Честно сказать, слабо верится, что Иржу можно изнасиловать. Она тут недавно отодвинула кровать вместе с Ленусей лёгким движением руки – когда Марина искала серёжку.
- Ну, не знаю, - разводит руками Ленуся. - Так говорят. Может, сама слухи пустила, она своего терпеть не может.
- Тогда чего же она ждала пять месяцев?
- Собралась дальше с ним жить. А потом встретила Кольку этого, афганца. Хочет новую жизнь. Хотя какая с ними новая жизнь…
- А почему нет? Она, вроде, его любит, - говорю я неуверенно.
- Может, и любит. Но они же какие... Они с этого ада психами пришли. С бандами водятся, с наркодиллерами. И этот тоже - связался с солнцевскими. А там одни отморозки. Она его вытащить хочет, боится за него.
- Вытащит? – волнуюсь я.
- Кто знает. Она сама по уши увязла. Это она нам говорит, что мужа посадили. Сама его и посадила. Вот он придёт – куда она денется с пацаном? Ей уезжать надо, пока на неё братки не наехали…
Ленуся - такая мягкая домашняя булочка, никогда не подумаешь, что разбирается в криминале.
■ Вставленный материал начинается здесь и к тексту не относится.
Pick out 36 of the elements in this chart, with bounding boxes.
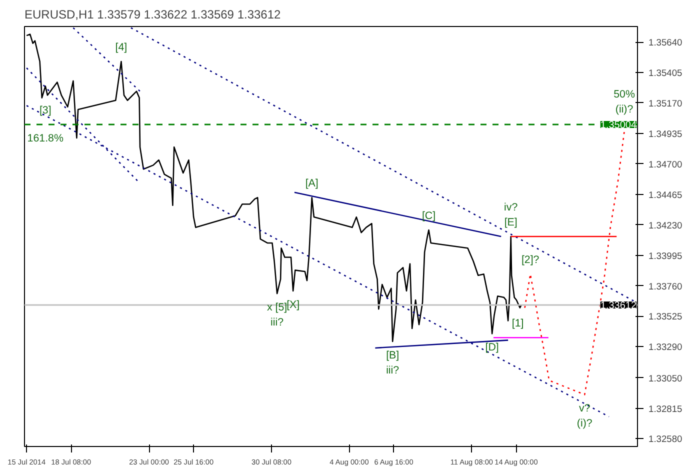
annotation: [B] [386, 350, 400, 362]
annotation: [E] [504, 216, 518, 228]
y-tick-label: 1.33525 [648, 312, 682, 322]
annotation: v? [578, 402, 590, 415]
annotation: [A] [305, 178, 318, 190]
annotation: 161.8% [27, 132, 64, 144]
ref-line-label: 1.33612 [600, 300, 637, 312]
y-tick-label: 1.34700 [648, 159, 682, 170]
annotation: [D] [485, 342, 499, 354]
annotation: iii? [270, 316, 284, 329]
y-tick-label: 1.33760 [648, 281, 682, 292]
y-tick-label: 1.35170 [648, 98, 682, 108]
annotation: (ii)? [615, 104, 634, 116]
annotation: x [5] [267, 302, 288, 314]
y-tick-label: 1.32580 [648, 434, 682, 444]
y-tick-label: 1.33290 [648, 342, 682, 352]
annotation: [3] [39, 104, 52, 116]
annotation: [4] [115, 42, 128, 54]
y-tick-label: 1.34465 [648, 190, 682, 200]
annotation: 50% [614, 88, 636, 100]
y-tick-label: 1.34935 [648, 128, 682, 139]
ref-line-label: 1.35004 [600, 120, 637, 131]
y-tick-label: 1.35640 [648, 38, 682, 48]
y-tick-label: 1.33050 [648, 373, 682, 384]
annotation: (i)? [576, 418, 592, 430]
annotation: [C] [422, 210, 436, 222]
chart-title: EURUSD,H1 1.33579 1.33622 1.33569 1.33612 [24, 8, 282, 22]
y-tick-label: 1.32815 [648, 404, 682, 414]
annotation: [X] [286, 298, 300, 311]
annotation: [2]? [521, 254, 540, 266]
annotation: iv? [504, 202, 518, 214]
annotation: iii? [386, 364, 400, 376]
y-tick-label: 1.34230 [648, 220, 682, 230]
y-tick-label: 1.35405 [648, 68, 682, 78]
y-tick-label: 1.33995 [648, 250, 682, 261]
annotation: [1] [512, 318, 524, 330]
- Вы-то откуда тут всё знаете? - удивляюсь я. - Тоже в одной школе учились?
- Кто-то в одной, кто-то в соседней, - говорит рассудительно Ленуся. - На районе слухи быстро расползаются. Это ты тут у нас одна по месту работы, а мы все по месту жительства. Все между собой родственники.

Я слушаю Ленусю, удивляюсь, слушаю Иржу, ужасаюсь, мои собственные проблемы как-то отплывают на второй план, а часики тикают, тикают… Конференция послезавтра…
Девчонки, выслушав мою историю, стеной встали на сторону Татки. «Нашла о чём горевать, - хором осудили они меня. - Ты сначала роди. Потом таких докладов тыщу наделаешь. Ребёнок важнее».
И на меня понеслись рассказы, как девочки сначала рожали детей, а потом учились, получали профессию и замуж выходили – и всё у них было хорошо. Общий глас был единодушным, и теперь мне не дают не то, что встать с кровати, но даже сесть в ней.
- Ой, куда пошла! Зачем встала? Ну-ка назад! Ну-ка брысь в постель! - орут все, едва я делаю какие-то движения.
- Да я в туалет, - робко объясняю я.
- Тебе утку должны носить, - безапелляционно решают девушки. – Мы сейчас Настю позовём.
И пока они дозываются до дежурной Насти, я под шумок ныряю в туалет, он тут, рядом с нами...
А мимо меня, в вестибюль, к своему любимому мчится Иржа. По коридору шлёпают её тапочки с красными бантиками, халат развевается крыльями.
Ей можно бегать. Ей можно летать. Ей можно всё. Потому что у неё ничего не будет. А зато у неё есть сынок-жавороночек и Коля Афган.
А я? А у меня хоть кто-то есть сейчас? Никто ведь так и не знает, где я, что со мной.